The recent ODSC conference highlighted changes in data science in the last few years including the move to cloud, the need to support increasingly sophisticated workflows, and more attention on security.
RTInsights recently had the opportunity to speak with Sheamus McGovern, Founder and CEO of the Open Data Science Conference (ODSC). ODSC is one of the leading, most comprehensive conference and training organizations dedicated to data science. It brings together experts from the tech industry, academia, and government organizations and a cross-section of data scientists with the various professionals that support AI and big data solutions.
How have you seen the field of data science evolve in the years since you founded ODSC in 2015?
McGovern: I would say definitely the biggest shift since 2015 has been the move off the laptop and onto the cloud. What that really meant was the scale of data science and machine learning could really expand over the last five years. Before, people were working on what we would call small to medium-sized data sets with smaller feature sets. Back then, if you were dealing with 10,000 features, you would think that is a massive data set. Just working with ten features was a challenge.
Data science took a different path to cloud than software development because software development went to the cloud for the purposes of productivity and certainly scalability, but machine learning went there because it was imperative in order to scale within the machine learning workflow.

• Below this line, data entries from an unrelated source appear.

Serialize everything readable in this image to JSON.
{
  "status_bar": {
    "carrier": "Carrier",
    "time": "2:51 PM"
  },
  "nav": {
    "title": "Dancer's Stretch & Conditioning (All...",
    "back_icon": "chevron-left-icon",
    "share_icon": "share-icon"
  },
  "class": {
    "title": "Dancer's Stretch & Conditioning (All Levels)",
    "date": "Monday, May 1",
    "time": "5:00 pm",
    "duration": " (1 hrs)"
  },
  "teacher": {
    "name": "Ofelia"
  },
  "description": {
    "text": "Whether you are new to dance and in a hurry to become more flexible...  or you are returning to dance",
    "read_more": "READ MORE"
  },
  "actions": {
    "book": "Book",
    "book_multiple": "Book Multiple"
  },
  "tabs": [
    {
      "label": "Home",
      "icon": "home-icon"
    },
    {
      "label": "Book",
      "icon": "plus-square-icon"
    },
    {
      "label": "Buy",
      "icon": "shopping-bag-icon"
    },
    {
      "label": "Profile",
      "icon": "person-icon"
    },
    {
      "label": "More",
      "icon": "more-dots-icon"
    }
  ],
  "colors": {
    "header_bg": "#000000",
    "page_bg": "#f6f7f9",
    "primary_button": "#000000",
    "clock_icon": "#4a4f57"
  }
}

Now that data science is firmly linked to cloud capabilities and has crossed new scale boundaries. Where are you seeing the most change now?
McGovern: Over the last three years, we’ve seen a practice evolve that was searching for a label. We were calling it data ops, AI ops, and dev data ops. And then finally, in the last two years, it became known as MLOps.
Once data science moved to the cloud, the workflows got more sophisticated. So, your workflow had to cover feature engineering, feature modeling, feature deprecation, monitoring, etc. In addition, because you’ve gone to the cloud now, machine learning and data science were catching up with software architecture and what the software field was doing in terms of DevOps.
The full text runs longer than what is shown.